Joined at the Heart · Writers Write

The Heart’s Cartography

Heartscartography
My Dad

I’ve always loved maps. Road maps. Treasure maps. Those maps of fantasy places in the front of books. Oz. Narnia. Middle Earth. Before we adopted Cherry, I bought a map of China at Barnes & Noble. It was overpriced, but foldable and laminated. Bacon and I poured over that exotic cartography, puzzling out Pinyin names of places where our baby might have already been born.

When I was in elementary school, the good old Iowa Test of Basic Skills always had a map skills test, and I aced it every year. I loved the simple codes in the legend, calculating distance by measuring with the little ruler at the bottom of the page.
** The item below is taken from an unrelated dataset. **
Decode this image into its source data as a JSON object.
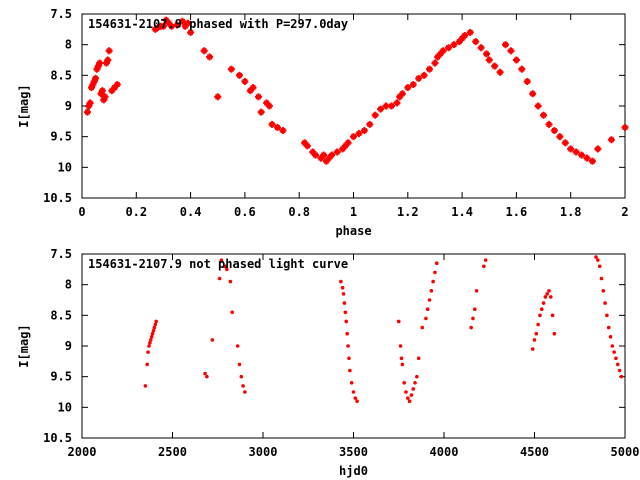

When I was a teen, I once convinced my dad to let me navigate. He handed over the Colorado Department of Transportation’s official road map, and I led him on a wild goose chase. (His words not mine.) We twisted through the slope-side suburbs, west of Denver. Towns named Evergreen, Genesee, Kittredge. He was furious. I might have been too if I’d been driving a car pulling the 1970s equivalent of The Long, Long Trailer.  The story became family lore, told for years around the Thanksgiving table. “You got us lost.”  “No, I didn’t. I took you that way on purpose. I wanted to see something besides more of I-70.” I wanted to know what was there.

A paper map doesn’t reveal the heart’s cartography. The Colorado road map showed the stream the state highway followed, but not the spiraling ringlets that fell down the shoulders of the Rocky Mountains. The Barnes & Noble map of China couldn’t show me the expanse of sunflowers, cultivated without a plow and tall as an elephant’s eye, that waved up the foothills of the Himalayas near my daughter’s birthplace.

Those places can only be measured with the eye, understood with the heart.